Şu zamana kadar sunumlarda kişilere negatif etkilerin bulaştığına şahit olmadım.
Eğer bulaşmış olsaydı ya önlem alır ve bu önleme özenle dikkat eder veya sunum açmayı tehlikeli bulduğum için böyle bir çalışmanın içinde olmamayı tercih ederdim. Gördüm ki; Kökcanlandırmak Sunumlarından ötürü katılımcılara bulaşan herhangi bir negatif varlık veya negatif bir enerji olmamaktadır.
Bu zamana kadar sunumlarda kişilere negatif etkilerin bulaştığına şahit olmadım. Eğer bulaşmış olsaydı ya önlem alır ve bu önleme özenle dikkat eder veya sunum açmayı tehlikeli bulduğum için bırakırdım. Bu konuda çok araştırma yaptım. Özellikle Kökcanlandırmak sunumlarına devamlı katılanlar üzerinde veya “sunuma katıldıktan sonra tuhaf şeyler yaşıyorum” diyenler üzerinde araştırdım. Gördüm ki, sunumlardan bulaşan herhangi bir negatif varlık, negatif bir enerji olmamaktadır.

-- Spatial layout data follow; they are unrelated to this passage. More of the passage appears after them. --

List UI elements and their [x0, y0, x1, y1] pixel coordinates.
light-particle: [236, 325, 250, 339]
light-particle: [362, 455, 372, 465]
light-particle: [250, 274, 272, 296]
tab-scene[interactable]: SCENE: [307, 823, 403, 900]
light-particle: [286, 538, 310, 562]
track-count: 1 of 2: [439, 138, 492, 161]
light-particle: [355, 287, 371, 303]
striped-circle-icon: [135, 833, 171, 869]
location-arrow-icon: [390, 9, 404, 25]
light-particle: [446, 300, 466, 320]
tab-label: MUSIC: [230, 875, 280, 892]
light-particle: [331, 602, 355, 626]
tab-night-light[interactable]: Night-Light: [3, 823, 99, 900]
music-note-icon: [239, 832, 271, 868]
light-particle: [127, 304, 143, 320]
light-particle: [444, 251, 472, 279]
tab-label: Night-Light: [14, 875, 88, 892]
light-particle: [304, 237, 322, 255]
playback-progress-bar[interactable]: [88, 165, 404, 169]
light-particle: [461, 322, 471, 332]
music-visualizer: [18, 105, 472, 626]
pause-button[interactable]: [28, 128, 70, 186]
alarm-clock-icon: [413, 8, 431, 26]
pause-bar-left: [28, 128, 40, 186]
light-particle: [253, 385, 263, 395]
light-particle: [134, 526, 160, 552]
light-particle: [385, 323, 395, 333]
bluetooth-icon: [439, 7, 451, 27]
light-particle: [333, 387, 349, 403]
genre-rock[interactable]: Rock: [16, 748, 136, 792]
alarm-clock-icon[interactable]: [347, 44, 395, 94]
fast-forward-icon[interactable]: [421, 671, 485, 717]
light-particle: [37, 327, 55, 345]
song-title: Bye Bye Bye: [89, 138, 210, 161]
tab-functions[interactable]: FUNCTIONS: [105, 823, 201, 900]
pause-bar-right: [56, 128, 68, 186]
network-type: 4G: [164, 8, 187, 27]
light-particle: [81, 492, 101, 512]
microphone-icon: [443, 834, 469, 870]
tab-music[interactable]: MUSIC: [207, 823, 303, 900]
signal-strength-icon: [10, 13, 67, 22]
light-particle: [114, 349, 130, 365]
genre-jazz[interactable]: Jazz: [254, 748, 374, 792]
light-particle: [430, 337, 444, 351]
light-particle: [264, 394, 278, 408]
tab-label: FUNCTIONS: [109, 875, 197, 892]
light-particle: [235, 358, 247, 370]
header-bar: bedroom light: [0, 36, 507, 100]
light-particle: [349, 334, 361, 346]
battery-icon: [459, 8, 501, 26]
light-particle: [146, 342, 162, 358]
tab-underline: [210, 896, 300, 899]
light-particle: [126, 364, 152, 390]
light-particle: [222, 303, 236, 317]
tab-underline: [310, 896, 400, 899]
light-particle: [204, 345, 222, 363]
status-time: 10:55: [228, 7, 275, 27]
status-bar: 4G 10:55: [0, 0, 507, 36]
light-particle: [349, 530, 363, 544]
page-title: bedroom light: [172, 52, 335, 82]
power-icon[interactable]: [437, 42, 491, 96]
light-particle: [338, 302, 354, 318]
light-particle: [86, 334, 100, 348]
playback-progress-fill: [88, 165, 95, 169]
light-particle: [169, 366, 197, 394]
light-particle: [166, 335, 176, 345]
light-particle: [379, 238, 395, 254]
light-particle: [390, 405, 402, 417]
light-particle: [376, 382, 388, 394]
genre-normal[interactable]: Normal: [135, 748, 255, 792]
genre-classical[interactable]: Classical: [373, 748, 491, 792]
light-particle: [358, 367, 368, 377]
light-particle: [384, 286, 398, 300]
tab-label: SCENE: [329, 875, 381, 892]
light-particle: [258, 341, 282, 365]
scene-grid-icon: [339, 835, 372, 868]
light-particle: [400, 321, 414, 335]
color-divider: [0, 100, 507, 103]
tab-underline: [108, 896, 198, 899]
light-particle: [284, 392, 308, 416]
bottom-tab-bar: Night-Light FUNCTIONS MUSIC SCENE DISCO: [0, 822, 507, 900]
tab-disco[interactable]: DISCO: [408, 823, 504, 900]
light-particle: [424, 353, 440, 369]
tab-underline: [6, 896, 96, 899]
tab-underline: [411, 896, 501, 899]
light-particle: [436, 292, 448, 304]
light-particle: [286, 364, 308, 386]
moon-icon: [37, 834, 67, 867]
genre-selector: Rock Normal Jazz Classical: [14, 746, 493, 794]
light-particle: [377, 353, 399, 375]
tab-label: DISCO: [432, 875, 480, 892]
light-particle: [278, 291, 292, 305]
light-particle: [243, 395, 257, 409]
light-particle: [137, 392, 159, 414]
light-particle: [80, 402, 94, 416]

Bu konuda detaylı bilgileri “alan açmak” başlığı altında “Ataların Gölgesinden Aydınlığa” kitabımda verdim.
Fakat şunu da gördüm: Bazı kişiler aksi giden durumlarına doğal olarak anlam getirme çabasına girmektedirler ve bu anlamlara da kendi bilgi potansiyelleriyle cevap vermektedirler. Bazı kişiler de kendilerinin yapamayacağı, ama arzuladıkları herhangi bir çalışma karşısında ezilmekte ve egolarının ezilmemesi için çalışmayı küçültme ihtiyacına girmektedirler. Kısaca, karalama ihtiyacı duymaktadırlar. Karalarlar, böylelikle çalışmayı küçülterek kendilerini suni olarak büyültmüş olurlar. Bazı kişiler de etki altındadır ve onları etkileyen “enerji” kişileri tehdit gördükleri çalışmalardan uzak tutmak için içlerine korku vermekte ve zihinlerini bulandırabilmektedirler.
Bu tarz kişilerin başkalarına Kökcanlandırmak sunumlarından negatif etkilendiklerini söylediklerini duydum. Benimle hissedişlerini paylaşan, yani şikâyetlerini bana dile getiren kişilerin, sorumluluğumu alarak, kontrollerini yaptım. Kişiler sunum kontrollerinde ortaya çıkan durumu kabul ettiler. Durumu beraber değerlendirdiğimizde etkilenmenin onların alanına ait bir durum olduğuna karar verdik.
Böyle bir etkilenişin olduğunu bilip hiçbir önlem almadan çalışmalarıma devam etmek vicdani olarak öncelikle beni zorlar. Vicdanıma aykırı bir davranış içinde olmak da beni “tehlikeye” sokar.
Bu konuda vicdanım rahattır.
Ancak, “sunum sırasında alanda olmayan, oturan kişiler, alanda bulunup herhangi bir enerjiyi temsil eden kişilere sözlü veya davranışsal olarak herhangi bir müdahalede bulunamazlar”. Bu bizim kurallarımızdan biridir.